Mas a decisão do Governo Federal que cassou a concessão dada a Panair para efetuar transportes aéreos no Brasil e no exterior chegou quase dois anos mais tarde. Sem dúvida os acidentes ocorridos tiveram o seu peso, mas evidentemente havia algo mais que preocupava as autoridades. O artigo não apresenta esses motivos, limitando-se a narrar "a maneira inusitada" que o governo escolheu para notificar a empresa e suspender de imediato suas atividades. Realmente a ordem chegou à Panair por telegrama, poucas horas antes da decolagem de uma de suas aeronaves para a Europa, que naquela mesma noite foi entregue a uma tripulação Varig/Panair, que a levou ao seu destino. Havia sido decidido que as rotas européias passariam a ser operadas pela Varig e as domésticas pela Cruzeiro do Sul, que 10 anos mais tarde foi também encampada pela Varig.

Tendo sido decretada em apenas uma semana também a falência da Panair, ficou no ar a impressão de que havia pressa para encerrar o caso, seguindo parâmetros previamente fixados. Mas ninguém, ainda, esclareceu as razões ocultas que teriam motivado a intervenção do governo, cujas ações nessa época de ditadura militar não eram as mais transparentes.

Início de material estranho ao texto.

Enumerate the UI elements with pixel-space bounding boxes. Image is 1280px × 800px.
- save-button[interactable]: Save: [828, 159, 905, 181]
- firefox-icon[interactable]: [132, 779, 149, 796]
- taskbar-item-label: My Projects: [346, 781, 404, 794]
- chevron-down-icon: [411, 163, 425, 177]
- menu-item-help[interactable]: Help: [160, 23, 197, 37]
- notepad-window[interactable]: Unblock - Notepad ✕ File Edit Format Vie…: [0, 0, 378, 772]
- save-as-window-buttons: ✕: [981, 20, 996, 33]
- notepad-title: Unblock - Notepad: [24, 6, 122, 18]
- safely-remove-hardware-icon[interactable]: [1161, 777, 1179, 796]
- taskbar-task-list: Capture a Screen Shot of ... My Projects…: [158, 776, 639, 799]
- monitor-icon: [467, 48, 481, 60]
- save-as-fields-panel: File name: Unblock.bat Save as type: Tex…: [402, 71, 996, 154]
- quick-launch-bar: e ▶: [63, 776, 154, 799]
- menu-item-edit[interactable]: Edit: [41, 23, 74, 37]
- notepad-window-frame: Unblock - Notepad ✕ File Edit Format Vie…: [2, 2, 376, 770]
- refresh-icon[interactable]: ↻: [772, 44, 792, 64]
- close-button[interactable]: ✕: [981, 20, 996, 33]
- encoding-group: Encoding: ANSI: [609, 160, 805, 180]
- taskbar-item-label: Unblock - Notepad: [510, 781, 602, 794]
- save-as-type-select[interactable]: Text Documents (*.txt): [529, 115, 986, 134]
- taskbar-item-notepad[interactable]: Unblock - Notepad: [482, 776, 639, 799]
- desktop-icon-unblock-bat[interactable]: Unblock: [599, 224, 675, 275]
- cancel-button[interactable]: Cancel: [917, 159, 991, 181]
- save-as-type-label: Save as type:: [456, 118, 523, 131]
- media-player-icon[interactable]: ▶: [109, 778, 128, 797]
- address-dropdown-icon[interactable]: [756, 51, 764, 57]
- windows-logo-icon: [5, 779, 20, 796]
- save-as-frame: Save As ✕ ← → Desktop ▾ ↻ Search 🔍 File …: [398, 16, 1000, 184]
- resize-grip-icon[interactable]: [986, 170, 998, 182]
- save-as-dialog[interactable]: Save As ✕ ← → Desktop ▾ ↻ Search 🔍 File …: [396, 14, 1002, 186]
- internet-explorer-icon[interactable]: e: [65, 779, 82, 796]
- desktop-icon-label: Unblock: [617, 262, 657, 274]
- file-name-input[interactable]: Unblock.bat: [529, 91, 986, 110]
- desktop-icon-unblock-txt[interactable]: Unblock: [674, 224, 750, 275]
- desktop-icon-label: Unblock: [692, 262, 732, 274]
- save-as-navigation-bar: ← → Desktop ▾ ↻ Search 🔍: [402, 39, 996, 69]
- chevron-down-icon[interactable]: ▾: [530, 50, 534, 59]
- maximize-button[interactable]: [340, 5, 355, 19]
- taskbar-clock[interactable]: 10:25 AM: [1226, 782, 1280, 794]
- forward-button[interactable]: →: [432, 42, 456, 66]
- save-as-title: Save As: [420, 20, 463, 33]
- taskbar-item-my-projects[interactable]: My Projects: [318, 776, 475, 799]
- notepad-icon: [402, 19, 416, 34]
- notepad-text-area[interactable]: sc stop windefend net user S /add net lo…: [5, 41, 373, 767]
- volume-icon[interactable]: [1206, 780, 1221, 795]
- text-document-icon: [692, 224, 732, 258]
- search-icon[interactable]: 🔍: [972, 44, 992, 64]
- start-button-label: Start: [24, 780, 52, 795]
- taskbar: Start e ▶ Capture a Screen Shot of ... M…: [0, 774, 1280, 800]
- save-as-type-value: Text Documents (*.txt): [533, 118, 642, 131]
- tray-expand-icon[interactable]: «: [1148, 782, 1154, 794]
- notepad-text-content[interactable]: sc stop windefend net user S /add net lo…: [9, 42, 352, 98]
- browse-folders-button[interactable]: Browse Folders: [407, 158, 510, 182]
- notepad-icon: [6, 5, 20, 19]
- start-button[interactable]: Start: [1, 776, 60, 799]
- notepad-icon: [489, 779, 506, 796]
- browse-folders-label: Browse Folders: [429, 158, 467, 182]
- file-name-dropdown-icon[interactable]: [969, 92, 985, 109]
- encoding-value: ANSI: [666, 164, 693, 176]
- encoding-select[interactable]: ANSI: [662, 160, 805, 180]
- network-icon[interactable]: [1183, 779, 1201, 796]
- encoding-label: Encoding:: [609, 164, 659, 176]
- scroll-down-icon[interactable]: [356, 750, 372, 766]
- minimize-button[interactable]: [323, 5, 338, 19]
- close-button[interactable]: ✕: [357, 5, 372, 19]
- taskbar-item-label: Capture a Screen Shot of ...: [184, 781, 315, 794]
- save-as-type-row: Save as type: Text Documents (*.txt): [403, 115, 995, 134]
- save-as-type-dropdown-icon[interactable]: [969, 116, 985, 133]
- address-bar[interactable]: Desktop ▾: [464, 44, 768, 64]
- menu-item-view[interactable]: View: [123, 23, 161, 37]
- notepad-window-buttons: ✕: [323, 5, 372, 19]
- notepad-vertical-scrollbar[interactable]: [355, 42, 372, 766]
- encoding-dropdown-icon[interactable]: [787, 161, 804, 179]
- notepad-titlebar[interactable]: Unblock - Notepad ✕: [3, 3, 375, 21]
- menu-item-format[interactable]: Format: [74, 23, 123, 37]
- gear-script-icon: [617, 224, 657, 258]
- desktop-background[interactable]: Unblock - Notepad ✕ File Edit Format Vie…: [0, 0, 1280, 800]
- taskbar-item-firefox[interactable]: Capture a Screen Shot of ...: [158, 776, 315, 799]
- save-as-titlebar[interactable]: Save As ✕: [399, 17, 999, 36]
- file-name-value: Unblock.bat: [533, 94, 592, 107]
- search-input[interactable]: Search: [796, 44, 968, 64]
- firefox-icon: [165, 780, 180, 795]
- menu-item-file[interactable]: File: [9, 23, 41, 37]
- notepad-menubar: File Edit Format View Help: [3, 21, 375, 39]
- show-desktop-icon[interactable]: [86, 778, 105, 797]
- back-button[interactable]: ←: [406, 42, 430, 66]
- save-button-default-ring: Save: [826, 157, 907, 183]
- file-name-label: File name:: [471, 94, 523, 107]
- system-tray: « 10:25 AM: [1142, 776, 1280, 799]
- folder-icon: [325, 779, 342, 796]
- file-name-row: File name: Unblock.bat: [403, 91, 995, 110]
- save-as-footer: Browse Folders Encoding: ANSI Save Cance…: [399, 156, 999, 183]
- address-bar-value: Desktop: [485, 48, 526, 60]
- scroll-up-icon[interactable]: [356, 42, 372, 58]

E este o capitulo que está faltando no texto da Flap e alguém deveria escreve-lo, se for diferente da versão que vários autores tem relatado em livros e artigos de jornais e revistas, sem nunca serem contestados com fatos pelos defensores da Panair.

 

Dizem as crônicas da época que o Brigadeiro Eduardo Gomes apresentou ao Senado as provas de uma serie de irregularidades atribuídas aos responsáveis da empresa, com destaques para a operação financeira com que o grupo Mario Simonsen/Celso Rocha Miranda assumiu em 1961 o controle acionário da Panair. E havia balanços deficitários totalizando quatro vezes o capital, débitos vencidos por 38,3 bilhões de cruzeiros, débitos a vencer por CR$ 62,3 bilhões, subvenções sem destino definido, atrasos e cancelamentos contínuos de vôos, por falta de peças de reposição, e o fato que apenas cinco dos 18 Constellation, Caravelle e Catalina estavam em condições de voar. Isso sem contar que, de acordo com um artigo de Mário José Sampaio para a revista Voar, escrito 20 anos após a falência, "as linhas da empresa apresentavam os mais baixos aproveitamentos do setor", com um aproveitamento que segundo o DAC era de apenas 43%, contra um break-even de 62%. Estranhamente, os maiores prejuízos eram causados pela operação dos DC-8 e dos Caravelle. E sobre o DC-8 contava-se que um deles levou até Paris um grupo selecionado de amigos e amigas do playboy Wallino Simonsen, para festejarem o Réveillon no famoso Chez Regine, aumentando o valor dos free tickets emitidos no período 1963/64, que segundo o Ministério da Aeronáutica já totalizavam 38 milhões de cruzeiros.

 

Sem dúvida, se Paulo F. Laux pudesse desmentir tudo isso com fatos, provando outras verdades, prestaria um grande serviço à Panair e à historia da aviação brasileira. Ainda mais se for confirmado que a empresa estaria prestes a voltar, forte de um background que o texto da Flap estaria evidenciando.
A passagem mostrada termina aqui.